In the party I DM, there were two character death.
The first was right on at the beginning of the campaign. People are on a divine quest and all they know is that they have to follow one of the character, who's the only one that can lead them in the place where the divine questing will start.
Of course, said character immediately take advantage of the fact she's a level 2 ranger/wizard to die once a red wyrmling breathe hot fiery death on her.
Faced with the choice between sabording my campaign because I wasn't much experimented at guessing what odds the PCs can fight against (it was in Y2K, I wasn't yet accustomed much to the system) or using a cheesy divine intervention to true-rezz the character, I didn't hesitate much.
Fortunately, when the second character death occured, I had learnt my lesson and stayed away from contrived plot hooks relying on one character. This time, the character, a cleric who had been slain and boiled in a stew and eaten by an ogre-mage, has not left the Realm of the Dead.

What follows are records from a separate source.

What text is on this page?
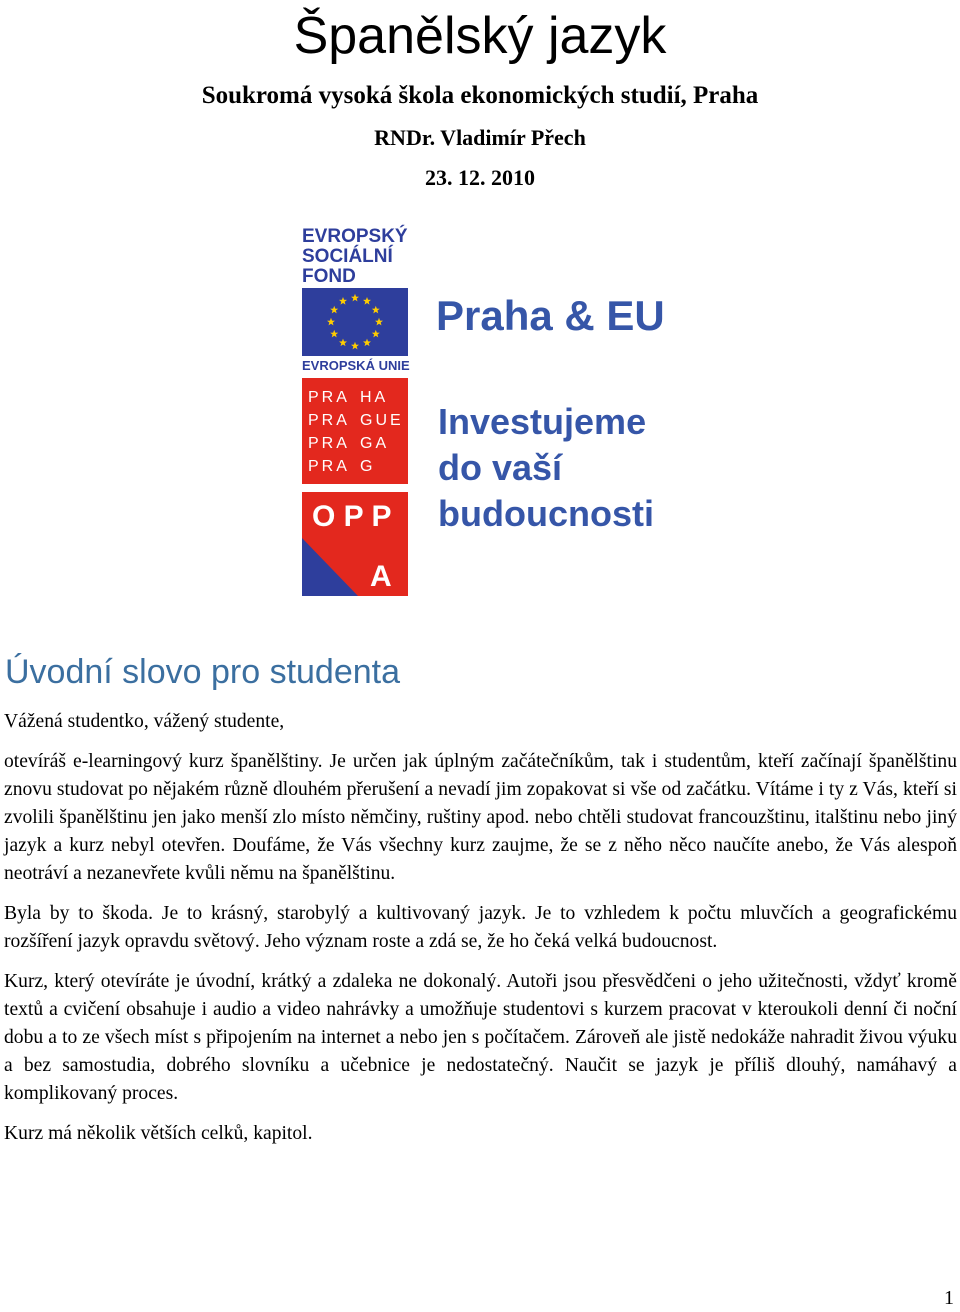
Španělský jazyk
Soukromá vysoká škola ekonomických studií, Praha
RNDr. Vladimír Přech
23. 12. 2010
EVROPSKÝ
SOCIÁLNÍ
FOND
EVROPSKÁ UNIE
PRA HA
PRA GUE
PRA GA
PRA G
O P P
A
Praha & EU
Investujeme
do vaší
budoucnosti
Úvodní slovo pro studenta

Vážená studentko, vážený studente,

otevíráš e-learningový kurz španělštiny. Je určen jak úplným začátečníkům, tak i studentům, kteří začínají španělštinu znovu studovat po nějakém různě dlouhém přerušení a nevadí jim zopakovat si vše od začátku. Vítáme i ty z Vás, kteří si zvolili španělštinu jen jako menší zlo místo němčiny, ruštiny apod. nebo chtěli studovat francouzštinu, italštinu nebo jiný jazyk a kurz nebyl otevřen. Doufáme, že Vás všechny kurz zaujme, že se z něho něco naučíte anebo, že Vás alespoň neotráví a nezanevřete kvůli němu na španělštinu.

Byla by to škoda. Je to krásný, starobylý a kultivovaný jazyk. Je to vzhledem k počtu mluvčích a geografickému rozšíření jazyk opravdu světový. Jeho význam roste a zdá se, že ho čeká velká budoucnost.

Kurz, který otevíráte je úvodní, krátký a zdaleka ne dokonalý. Autoři jsou přesvědčeni o jeho užitečnosti, vždyť kromě textů a cvičení obsahuje i audio a video nahrávky a umožňuje studentovi s kurzem pracovat v kteroukoli denní či noční dobu a to ze všech míst s připojením na internet a nebo jen s počítačem. Zároveň ale jistě nedokáže nahradit živou výuku a bez samostudia, dobrého slovníku a učebnice je nedostatečný. Naučit se jazyk je příliš dlouhý, namáhavý a komplikovaný proces.

Kurz má několik větších celků, kapitol.

1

Not that it was theoretically impossible to find a cleric or druid able to raise or reincarnate her. But they didn't find any. So they burried what remained in the caldron (they didn't wanted to bury it along the ogre mage's intestines, so the body doesn't rest in one single place, I should pester them with a ghost
![Devious :] :]](http://www.enworld.org/forum/images/smilies/devious.png)
) and continued on their valiant adventures!